Başörtüsünde ısrarla üzerinde durulan husus ise, başın arka kısmında saç ya da herhangi bir nesne yardımıyla, hadislerde “ deve hörgücüne” benzetilen topuzların caiz görülmediği,hatta lanetlendiği dikkati çeker.
Her şeyi bir yana bırakarak,sırf estetik olarak değerlendirsek bile, bu görüntünün göze hitap eden hiçbir yönünün de bulunmadığı aşikardır.
Yani tesettüre hiçbir katkısı olmadığı gibi,bilakis hem lanetlenmiş,hem çirkin görünen bir şekli ısrarla yapmaya devam etmenin bir mantığı ve kişiye zarardan başka getirisi yoktur.
Başörtüsü nasıl örtülür:
Eğer eşarbın kaymasından endişe ediyorsanız, pamuktan imal edilmiş,esnek penye dokumalı hafif bir bone ile saçlarınızı toplayın ki, yüzünüzün yan kısımlarından saçlarınız çıkmasın....Şimdi de daha önce bahsedilen özelliklerde,biraz büyükçe, dikkat çekmeyen ve alt kısmını göstermeyecek özellikte , mümkünse kaymayan eşarp alınır.
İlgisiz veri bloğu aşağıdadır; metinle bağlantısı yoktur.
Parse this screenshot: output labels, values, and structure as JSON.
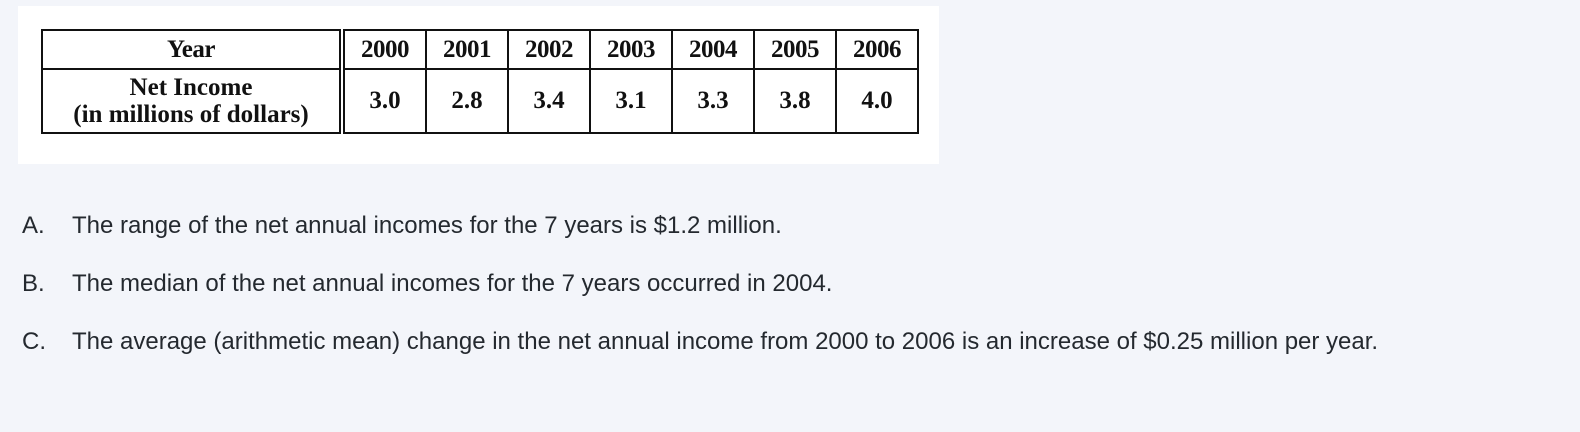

Kare olan eşarbın bir ucu eşarbın orta kısmına doğru katlanır.Uçların tam üst üste gelmemesi lazım,yoksa eşarbın boyutları küçülür ve gerektiği kadar örtücülüğü kalmaz.Kat yerini ortalayıp, alnın üzerinden başa yerleştirilir.İki yanlardan içe biraz katlanarak çenenin altında birleştirilir ve iğnelenir. Sağ ya da sol taraftan,iğnelenen yerden ortalam bir karış uzunlukta kat yerinden tutulup,omuz kısmına iğneyle tutturulur.Son olarak sarkan kısım,eşarbın altından,kıyafetin boyun kısmına tutturulur.İşlem bittiğinde göğüs bölgeniz ,omuzlarınız ve sırt bölgenizin büyük kısmı kapanmış olmalıdır.kapatılmış olmalıdır.